Site icon Option Sensei

Investing Advice: Central Banks and Liquidity Issues

We all know that ever since the financial crisis, Central Banks have been taking unprecedented and unconventional actions to intervene in the financial market, employing everything from negative interest rates to various forms of quantitative easing. In all of these cases, the objective is to provide liquidity and prop up asset prices. Today’s investing advice will explore the shortcomings of these efforts.

No country has been more aggressive in their monetary approach than Japan, where the BOJ stepped directly into both the stock and bond market, and is now the largest holder of both.  It has become so extreme that Bloomberg reported not a single Japanese 10-Year Bond on Tuesday.

The Bank of Japan has vacuumed up so much of the government bond market — in excess of 40 percent — that it’s left fewer securities for others to buy and sell. Some other buyers, such as pension funds and life insurers, also tend to follow buy-and-hold strategies.

On the other hand, in the US, the Federal Reserve is beginning the process of curtailing its actions, and in the process removing liquidity.

 Related: Why Options Are the Best Way to Beat 2018 Volatility 

In his article Goldilocks and the Liquidity Bears, Jesse Felder explains why he thinks this could ultimately spell bad news for the bulls. The implications of this argument are grim, so understanding his investing advice is important in case he proves right about future inflation.
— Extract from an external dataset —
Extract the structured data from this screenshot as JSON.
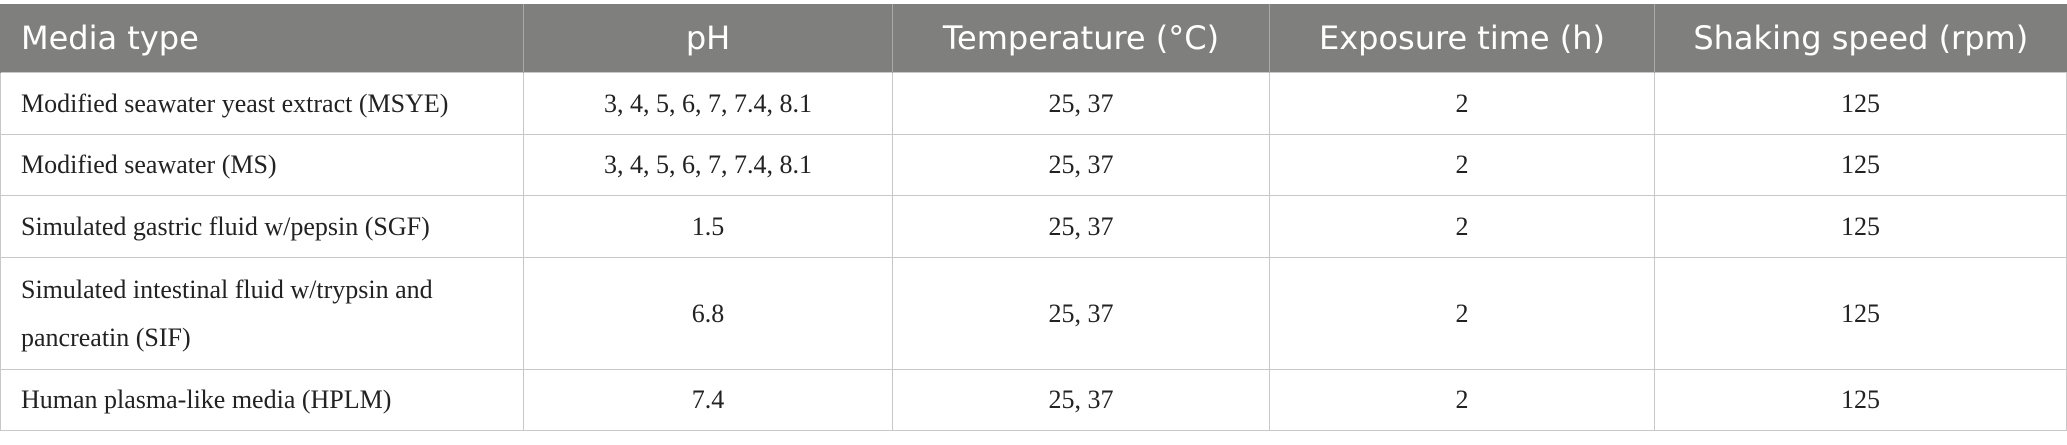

While most investors and pundits are currently focused on optimistic analyst earnings estimates for the coming year, there’s another far more important phenomenon underway that deserves more attention. Three years ago, Stan Druckenmiller gave a very important speech to a very exclusive group of listeners in which he disclosed the single greatest source of his tremendous success as an investor: central bank mistakes. Well, it looks as if some at the Fed are beginning to worry, like Stan, that they have now made the same mistakes they made in prior cycles all over again.

In that same speech several years ago, Druckenmiller also disclosed what he sees as the single most important factor behind major market moves:

“Earnings don’t move the overall market; it’s the Federal Reserve Board… focus on the central banks and focus on the movement of liquidity… most people in the market are looking for earnings and conventional measures. It’s liquidity that moves markets.”

And the Fed is not only removing liquidity now. According to Ms. George, they are clearly considering doing so at an even faster rate in the future. This has important implications for asset prices.

It’s important to note, too, that it’s not only Ms. George expressing more hawkish views today. As indicated by her colleague, Lael Brainard, hawishness at the central bank, it seems, is now the consensus. As Edward Harrison wrote this week:

“New Fed Chair Jerome Powell used his first public remarks before Congress to say so. His view: ‘While many factors shape the economic outlook, some of the headwinds the U.S. economy faced in previous years have turned into tailwinds.’ Don’t let the understated language fool you. This one sentence encapsulates a marked shift in tone. And now policy dove Lael Brainard is on-board too. The fact that she is giving the first major speech after Powell echoing the same theme is significant. It tells you that the messaging is coordinated. And it also tells you that there is a general consensus on that messaging.”

 Related: Should You Be Worried About Netflix’s Valuation? 

And if the Fed is now determined to remove the punch bowl, they have a lot of tightening yet to do. After today’s jobs numbers, the probability of 4 rate hikes this year climbed to roughly 30 percent. Even that would only take the Fed Funds rate to the 2.25-2.5% range, while the Taylor Rule suggests it should already be closer to 4%.

Certainly, it’s beginning to look as if the Fed is not only behind the curve today, but that they may soon be forced to take more drastic measures to tackle rising inflation. As my friend Eric Cinnamond has been explaining for some time now, the consensus among companies is that inflationary pressures are now as great as they have been in many years, if not decades.

For now, it seems the popular market narrative, reinforced by today’s jobs report, is that the economy finds itself in a “Goldilocks” scenario: not too hot so that the Fed feels the need to cool it off, but not too cool as to put a damper on the uber-bullish analyst estimates of company earnings for the coming year.

However, if the narrative continues to shift from the Goldilocks narrative, which appears to have peaked last year, into greater agreement with all of these companies pointing to inflation, then markets could be forced to rapidly reprice their current, rosy assumptions about fundamentals and Fed policy.

For these reasons, our investing advice is to focus more on what is going on with inflation at the individual company level and, more importantly, on the Fed’s reaction to those developments rather than on Wall Street’s current Goldilocks narrative. At the end of the day, as Druckenmiller says, “earnings don’t move the overall market,” and Wall Street’s not very good at predicting either anyway, especially at major turning points.